ECLI:NL:RBZUT:2011:BR6987
Rechtbank Zutphen
- Eerste aanleg - enkelvoudig
- Rechtspraak.nl
Vernietiging besluit tot beëindiging permanente bewoning recreatiewoning in Epe
In deze zaak heeft de Rechtbank Zutphen op 7 september 2011 uitspraak gedaan in een geschil tussen eisers, bewoners van een recreatiewoning in Epe, en het college van burgemeester en wethouders van Epe. Eisers hebben beroep ingesteld tegen een besluit van 30 november 2009, waarbij hen werd gelast de permanente bewoning van hun recreatiewoning te beëindigen. De rechtbank heeft in een tussenuitspraak van 25 mei 2011 geoordeeld dat het bestreden besluit niet deugdelijk was gemotiveerd en verweerder in de gelegenheid gesteld om het besluit te herstellen. Na een nadere motivering door verweerder op 9 juni 2011, heeft de rechtbank de zaak opnieuw beoordeeld.

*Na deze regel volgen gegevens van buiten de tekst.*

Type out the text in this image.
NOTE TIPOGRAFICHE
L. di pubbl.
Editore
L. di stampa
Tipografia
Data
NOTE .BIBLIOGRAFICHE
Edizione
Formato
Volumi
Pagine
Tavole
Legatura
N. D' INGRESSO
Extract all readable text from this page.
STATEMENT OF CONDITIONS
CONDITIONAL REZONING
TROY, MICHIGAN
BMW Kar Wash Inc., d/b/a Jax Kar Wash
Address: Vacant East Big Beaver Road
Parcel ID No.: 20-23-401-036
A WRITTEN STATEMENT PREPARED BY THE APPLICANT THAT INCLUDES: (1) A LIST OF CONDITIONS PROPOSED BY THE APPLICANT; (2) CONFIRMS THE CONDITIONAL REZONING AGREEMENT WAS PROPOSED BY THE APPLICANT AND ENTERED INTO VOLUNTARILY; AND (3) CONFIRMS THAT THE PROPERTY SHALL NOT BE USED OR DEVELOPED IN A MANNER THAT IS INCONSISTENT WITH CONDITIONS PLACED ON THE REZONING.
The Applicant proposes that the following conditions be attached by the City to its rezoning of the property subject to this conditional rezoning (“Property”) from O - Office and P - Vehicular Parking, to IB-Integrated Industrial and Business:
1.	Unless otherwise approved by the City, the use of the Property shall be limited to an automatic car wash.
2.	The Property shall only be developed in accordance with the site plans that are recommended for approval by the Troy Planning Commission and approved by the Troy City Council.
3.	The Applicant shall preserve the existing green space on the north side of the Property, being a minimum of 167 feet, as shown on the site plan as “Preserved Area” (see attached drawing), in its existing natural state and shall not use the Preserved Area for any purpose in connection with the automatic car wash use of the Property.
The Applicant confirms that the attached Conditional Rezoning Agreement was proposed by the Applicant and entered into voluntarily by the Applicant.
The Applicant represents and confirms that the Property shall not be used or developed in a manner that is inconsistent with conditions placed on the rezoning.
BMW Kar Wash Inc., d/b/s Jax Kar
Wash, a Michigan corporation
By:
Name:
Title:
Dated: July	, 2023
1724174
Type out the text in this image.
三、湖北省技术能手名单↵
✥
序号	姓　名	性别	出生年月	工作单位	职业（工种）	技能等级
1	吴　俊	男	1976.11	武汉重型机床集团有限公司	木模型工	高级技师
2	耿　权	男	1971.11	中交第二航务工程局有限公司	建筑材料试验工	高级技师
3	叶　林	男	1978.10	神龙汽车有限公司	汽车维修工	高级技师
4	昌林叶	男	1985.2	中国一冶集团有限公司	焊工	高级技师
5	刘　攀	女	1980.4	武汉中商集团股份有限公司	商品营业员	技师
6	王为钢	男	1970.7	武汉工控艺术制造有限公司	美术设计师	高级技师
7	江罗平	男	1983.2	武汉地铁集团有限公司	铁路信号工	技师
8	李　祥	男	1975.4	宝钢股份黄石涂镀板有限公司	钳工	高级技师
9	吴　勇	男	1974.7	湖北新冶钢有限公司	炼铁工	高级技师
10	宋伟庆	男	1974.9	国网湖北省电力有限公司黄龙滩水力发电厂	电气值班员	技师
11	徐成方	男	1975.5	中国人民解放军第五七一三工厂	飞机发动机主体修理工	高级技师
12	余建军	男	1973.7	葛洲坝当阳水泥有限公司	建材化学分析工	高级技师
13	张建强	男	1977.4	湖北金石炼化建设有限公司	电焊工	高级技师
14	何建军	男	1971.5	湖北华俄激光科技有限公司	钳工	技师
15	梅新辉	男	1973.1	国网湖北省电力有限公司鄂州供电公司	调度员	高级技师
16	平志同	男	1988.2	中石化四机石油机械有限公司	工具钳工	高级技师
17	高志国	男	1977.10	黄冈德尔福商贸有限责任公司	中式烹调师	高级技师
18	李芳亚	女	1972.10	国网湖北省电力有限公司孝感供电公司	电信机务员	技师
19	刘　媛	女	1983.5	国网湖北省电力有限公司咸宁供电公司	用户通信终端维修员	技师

De rechtbank oordeelde dat de permanente bewoning in strijd was met het bestemmingsplan, maar dat de gemeente in redelijkheid ontheffing van het bestemmingsplan had kunnen weigeren. Eisers deden een beroep op het vertrouwensbeginsel en het gelijkheidsbeginsel, maar de rechtbank verwierp deze argumenten. De rechtbank concludeerde dat er geen rechtens te honoreren verwachtingen konden worden ontleend aan het zogenaamde 'blauwe briefje' dat eisers hadden ontvangen bij hun inschrijving in de Gemeentelijke basisadministratie. Ook de situatie van hun buren, die onder bepaalde voorwaarden permanent mochten wonen, kon niet worden gelijkgesteld aan die van eisers.
De rechtbank verklaarde het beroep gegrond, vernietigde het bestreden besluit, maar bepaalde dat de rechtsgevolgen van het vernietigde besluit in stand blijven. Dit betekent dat de gemeente Epe niet verplicht was om de ontheffing te verlenen. Tevens werd het betaalde griffierecht van € 150,-- aan eisers vergoed. De uitspraak benadrukt de beleidsvrijheid van de gemeente en de noodzaak van een deugdelijke motivering bij besluiten die inbreuk maken op bestemmingsplannen.